Your job is to deliver code you have proven to work
In all of the debates about the value of AI-assistance in software development there’s one depressing anecdote that I keep on seeing: the junior engineer, empowered by some class of LLM tool, who deposits giant, untested PRs on their coworkers—or open source maintainers—and expects the “code review” process to handle the rest.
This is rude, a waste of other people’s time, and is honestly a dereliction of duty as a software developer.
Your job is to deliver code you have proven to work.
As software engineers we don’t just crank out code—in fact these days you could argue that’s what the LLMs are for. We need to deliver code that works—and we need to include proof that it works as well. Not doing that directly shifts the burden of the actual work to whoever is expected to review our code.

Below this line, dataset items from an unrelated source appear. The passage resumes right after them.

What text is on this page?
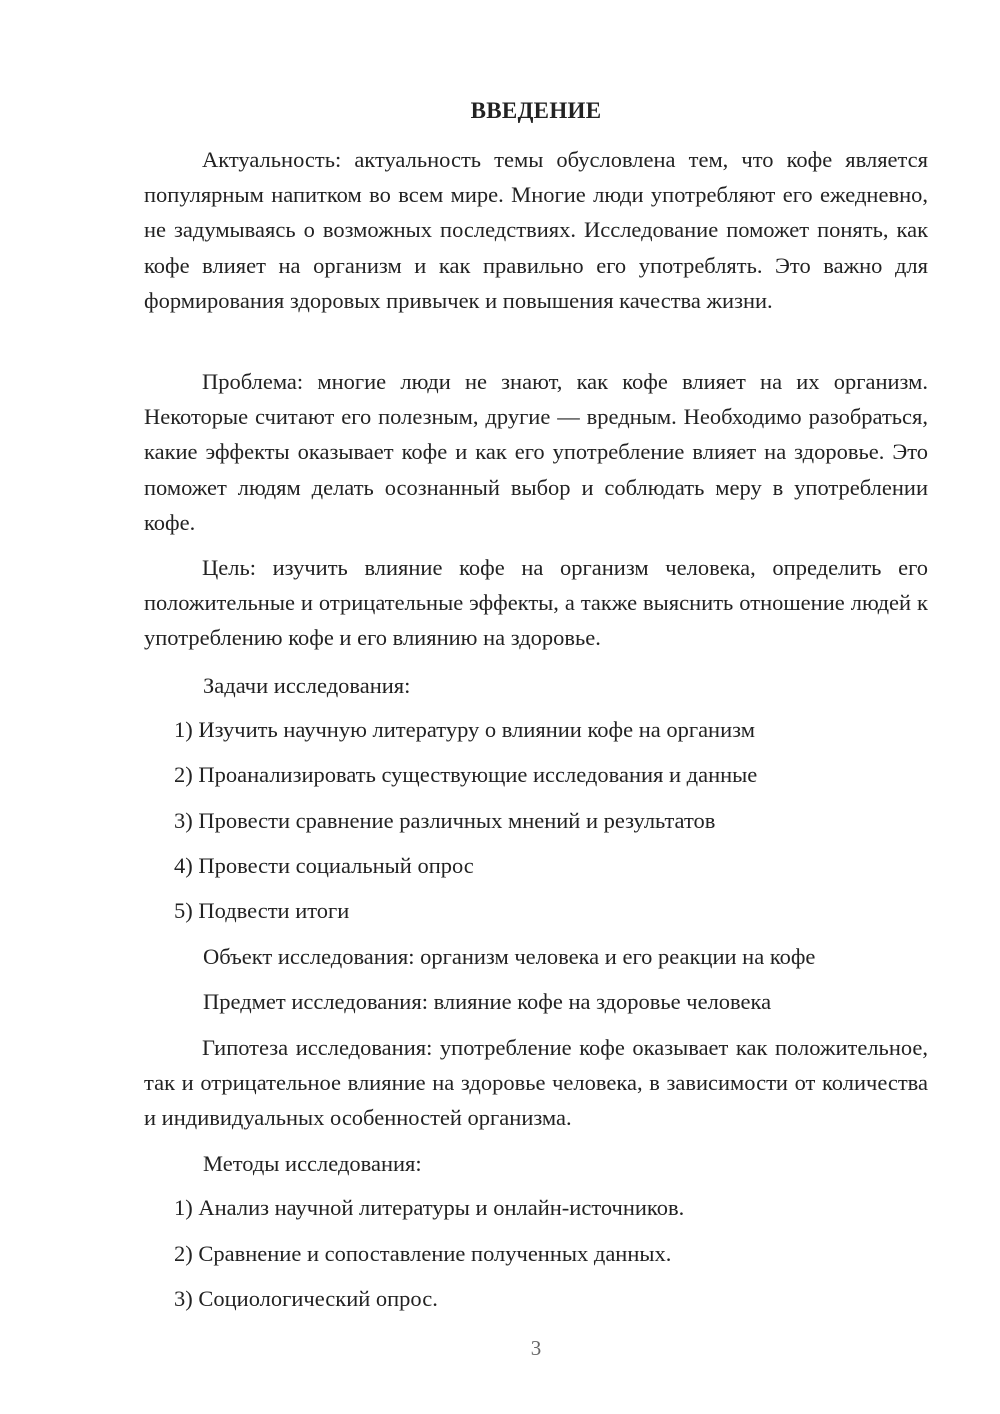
ВВЕДЕНИЕ

Актуальность: актуальность темы обусловлена тем, что кофе является популярным напитком во всем мире. Многие люди употребляют его ежедневно, не задумываясь о возможных последствиях. Исследование поможет понять, как кофе влияет на организм и как правильно его употреблять. Это важно для формирования здоровых привычек и повышения качества жизни.

Проблема: многие люди не знают, как кофе влияет на их организм. Некоторые считают его полезным, другие — вредным. Необходимо разобраться, какие эффекты оказывает кофе и как его употребление влияет на здоровье. Это поможет людям делать осознанный выбор и соблюдать меру в употреблении кофе.

Цель: изучить влияние кофе на организм человека, определить его положительные и отрицательные эффекты, а также выяснить отношение людей к употреблению кофе и его влиянию на здоровье.

Задачи исследования:
1) Изучить научную литературу о влиянии кофе на организм
2) Проанализировать существующие исследования и данные
3) Провести сравнение различных мнений и результатов
4) Провести социальный опрос
5) Подвести итоги
Объект исследования: организм человека и его реакции на кофе
Предмет исследования: влияние кофе на здоровье человека

Гипотеза исследования: употребление кофе оказывает как положительное, так и отрицательное влияние на здоровье человека, в зависимости от количества и индивидуальных особенностей организма.

Методы исследования:
1) Анализ научной литературы и онлайн-источников.
2) Сравнение и сопоставление полученных данных.
3) Социологический опрос.
3
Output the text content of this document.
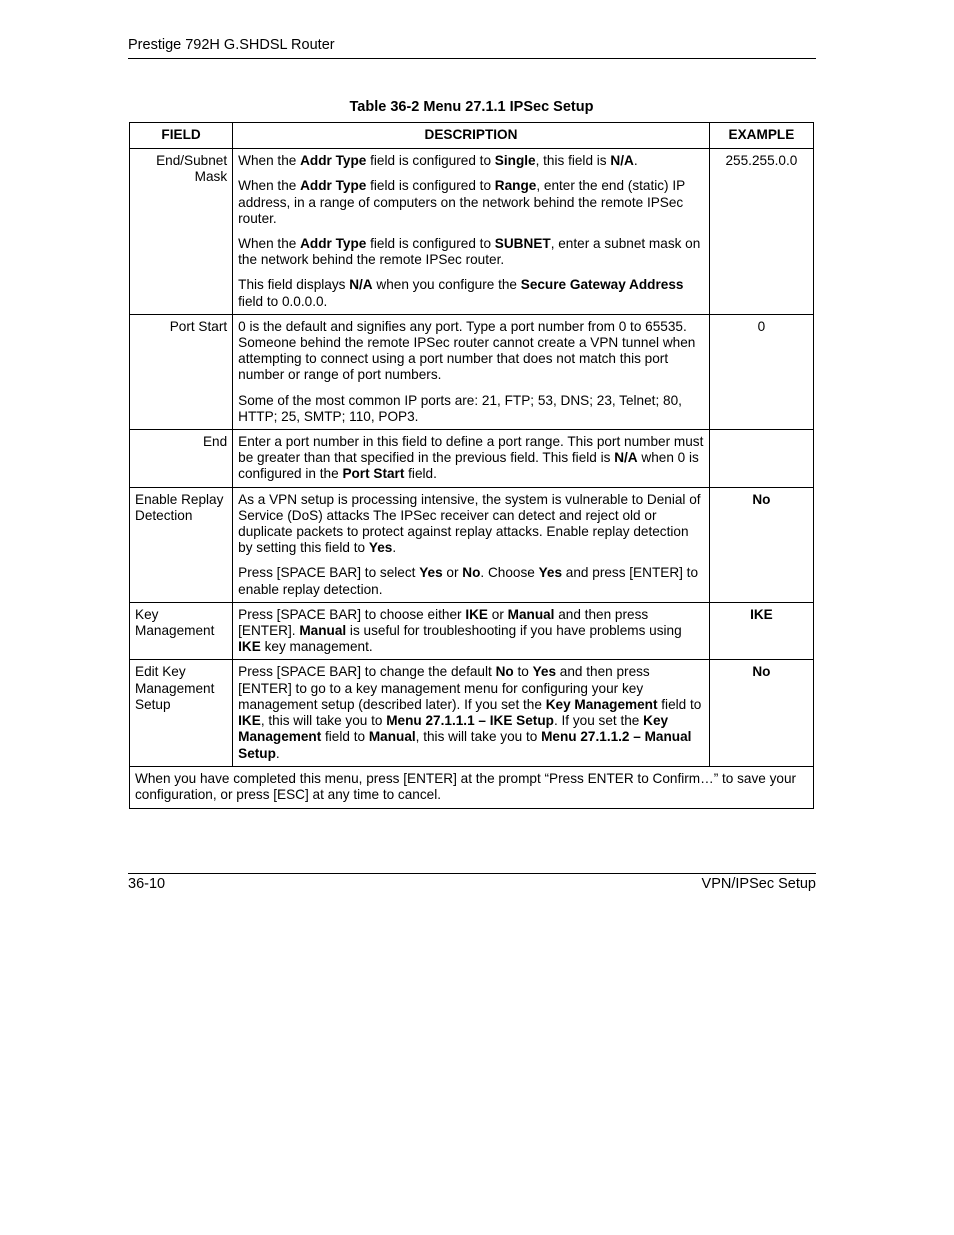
Prestige 792H G.SHDSL Router
Table 36-2 Menu 27.1.1 IPSec Setup
FIELD	DESCRIPTION	EXAMPLE
End/Subnet Mask	When the Addr Type field is configured to Single, this field is N/A.

When the Addr Type field is configured to Range, enter the end (static) IP address, in a range of computers on the network behind the remote IPSec router.

When the Addr Type field is configured to SUBNET, enter a subnet mask on the network behind the remote IPSec router.

This field displays N/A when you configure the Secure Gateway Address field to 0.0.0.0.	255.255.0.0
Port Start	0 is the default and signifies any port. Type a port number from 0 to 65535. Someone behind the remote IPSec router cannot create a VPN tunnel when attempting to connect using a port number that does not match this port number or range of port numbers.

Some of the most common IP ports are: 21, FTP; 53, DNS; 23, Telnet; 80, HTTP; 25, SMTP; 110, POP3.	0
End	Enter a port number in this field to define a port range. This port number must be greater than that specified in the previous field. This field is N/A when 0 is configured in the Port Start field.	

Enable Replay Detection	As a VPN setup is processing intensive, the system is vulnerable to Denial of Service (DoS) attacks The IPSec receiver can detect and reject old or duplicate packets to protect against replay attacks. Enable replay detection by setting this field to Yes.

Press [SPACE BAR] to select Yes or No. Choose Yes and press [ENTER] to enable replay detection.	No
Key Management	Press [SPACE BAR] to choose either IKE or Manual and then press [ENTER]. Manual is useful for troubleshooting if you have problems using IKE key management.	IKE
Edit Key Management Setup	Press [SPACE BAR] to change the default No to Yes and then press [ENTER] to go to a key management menu for configuring your key management setup (described later). If you set the Key Management field to IKE, this will take you to Menu 27.1.1.1 – IKE Setup. If you set the Key Management field to Manual, this will take you to Menu 27.1.1.2 – Manual Setup.	No
When you have completed this menu, press [ENTER] at the prompt “Press ENTER to Confirm…” to save your configuration, or press [ESC] at any time to cancel.		
36-10	VPN/IPSec Setup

There’s not much more to add to this observation by Simon Willison. Software engineers have a responsibility to deliver tested, verified, quality-assured code. If we use code generation to YOLO it, then what we’re doing is not software engineering.
There is a time and place for such code. I use it extensively myself because what matters is the job that it does. It doesn’t have to necessarily be particular secure or performance or even bug-free because I’m using it internally within a sandbox environment to achieve a productivity gain.
But it’s entirely another thing to create something that’s public-facing, that people rely on, that manages people’s details and YOLO that.